Let’s take a look how it works…
I will configure everything from scratch, let’s start with the interfaces:
R1(config)#interface FastEthernet 0/0 R1(config-if)#ip address 192.168.12.1 255.255.255.0
R2(config)#interface FastEthernet 0/0 R2(config-if)#ip address 192.168.12.2 255.255.255.0 R2(config)#interface FastEthernet 1/0 R2(config-if)#ipv6 address 2001:DB8:2323:2323::2/64
R3(config)#interface FastEthernet 0/0 R3(config-if)#ipv6 address 2001:DB8:2323:2323::3/64
That’s all we need. R2 will require unicast routing or it won’t do any NAT64 at all:
R3 will require a default route to R2, you’ll see why when we configure NAT64:
R3(config)#ipv6 route ::/0 2001:DB8:2323:2323::2
Before we configure NAT64, let’s do a quick test to make sure R2 can reach both routers:
R2#ping 192.168.12.1 Type escape sequence to abort. Sending 5, 100-byte ICMP Echos to 192.168.12.1, timeout is 2 seconds: !!!!! Success rate is 100 percent (5/5), round-trip min/avg/max = 2/2/2 ms
R2#ping 2001:DB8:2323:2323::3 Type escape sequence to abort. Sending 5, 100-byte ICMP Echos to 2001:DB8:2323:2323::3, timeout is 2 seconds: !!!!! Success rate is 100 percent (5/5), round-trip min/avg/max = 2/2/2 ms
So far so good, now we can enable NAT64. First we have to enable it on the interfaces:
R2(config)#interface FastEthernet 0/0 R2(config-if)#nat64 enable
R2(config)#interface FastEthernet 1/0 R2(config-if)#nat64 enable
Once you enable this you will see a syslog message that tells us that a virtual interface has been created:
%LINEPROTO-5-UPDOWN: Line protocol on Interface NVI0, changed state to up
Now we can configure the actual translation rules. We will use a fake IPv4 address that R1 can use as its destination and a fake IPv6 address that R3 can use as its destination.

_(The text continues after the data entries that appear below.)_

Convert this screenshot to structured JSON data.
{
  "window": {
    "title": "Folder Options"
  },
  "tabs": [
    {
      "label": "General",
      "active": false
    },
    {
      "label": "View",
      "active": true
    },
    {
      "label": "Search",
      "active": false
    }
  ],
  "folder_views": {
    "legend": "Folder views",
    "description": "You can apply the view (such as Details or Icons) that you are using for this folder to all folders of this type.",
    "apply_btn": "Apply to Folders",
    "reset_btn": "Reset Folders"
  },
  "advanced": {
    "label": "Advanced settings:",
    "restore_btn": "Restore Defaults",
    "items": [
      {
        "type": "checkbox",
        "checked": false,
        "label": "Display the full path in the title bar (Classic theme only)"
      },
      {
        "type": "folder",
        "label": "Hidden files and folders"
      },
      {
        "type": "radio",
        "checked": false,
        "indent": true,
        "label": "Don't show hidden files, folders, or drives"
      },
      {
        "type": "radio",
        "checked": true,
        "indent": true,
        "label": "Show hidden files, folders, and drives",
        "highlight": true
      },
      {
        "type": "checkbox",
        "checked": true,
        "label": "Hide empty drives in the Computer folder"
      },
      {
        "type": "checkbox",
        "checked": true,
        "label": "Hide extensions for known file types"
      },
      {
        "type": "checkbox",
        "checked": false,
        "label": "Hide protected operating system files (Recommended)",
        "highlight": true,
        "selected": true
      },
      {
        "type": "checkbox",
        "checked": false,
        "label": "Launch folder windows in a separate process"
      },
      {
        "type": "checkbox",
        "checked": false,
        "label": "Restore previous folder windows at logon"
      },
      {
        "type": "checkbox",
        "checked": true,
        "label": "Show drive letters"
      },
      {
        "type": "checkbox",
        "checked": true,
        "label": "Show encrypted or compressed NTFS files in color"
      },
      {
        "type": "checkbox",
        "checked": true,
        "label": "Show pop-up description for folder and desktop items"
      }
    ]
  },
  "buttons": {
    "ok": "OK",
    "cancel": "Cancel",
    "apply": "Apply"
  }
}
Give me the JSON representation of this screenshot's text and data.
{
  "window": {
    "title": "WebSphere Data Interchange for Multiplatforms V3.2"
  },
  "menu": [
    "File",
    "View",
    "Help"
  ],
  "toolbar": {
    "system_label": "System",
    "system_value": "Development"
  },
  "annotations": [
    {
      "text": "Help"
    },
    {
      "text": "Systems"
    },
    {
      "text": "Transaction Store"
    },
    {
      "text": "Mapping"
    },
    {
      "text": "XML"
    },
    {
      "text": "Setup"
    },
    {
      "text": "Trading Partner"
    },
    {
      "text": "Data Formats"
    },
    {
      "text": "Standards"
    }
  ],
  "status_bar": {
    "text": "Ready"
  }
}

IANA has allocated prefix 64:FF9B::/96 for NAT64 translations. When R2 receives anything that starts with this prefix then it will be processed by NAT64. We can use this prefix or we can use another one, I’ll show you how to choose your own prefix:
R2(config)#nat64 prefix stateful 3001::/96
Now we can use prefix 3001::/96 for our translation.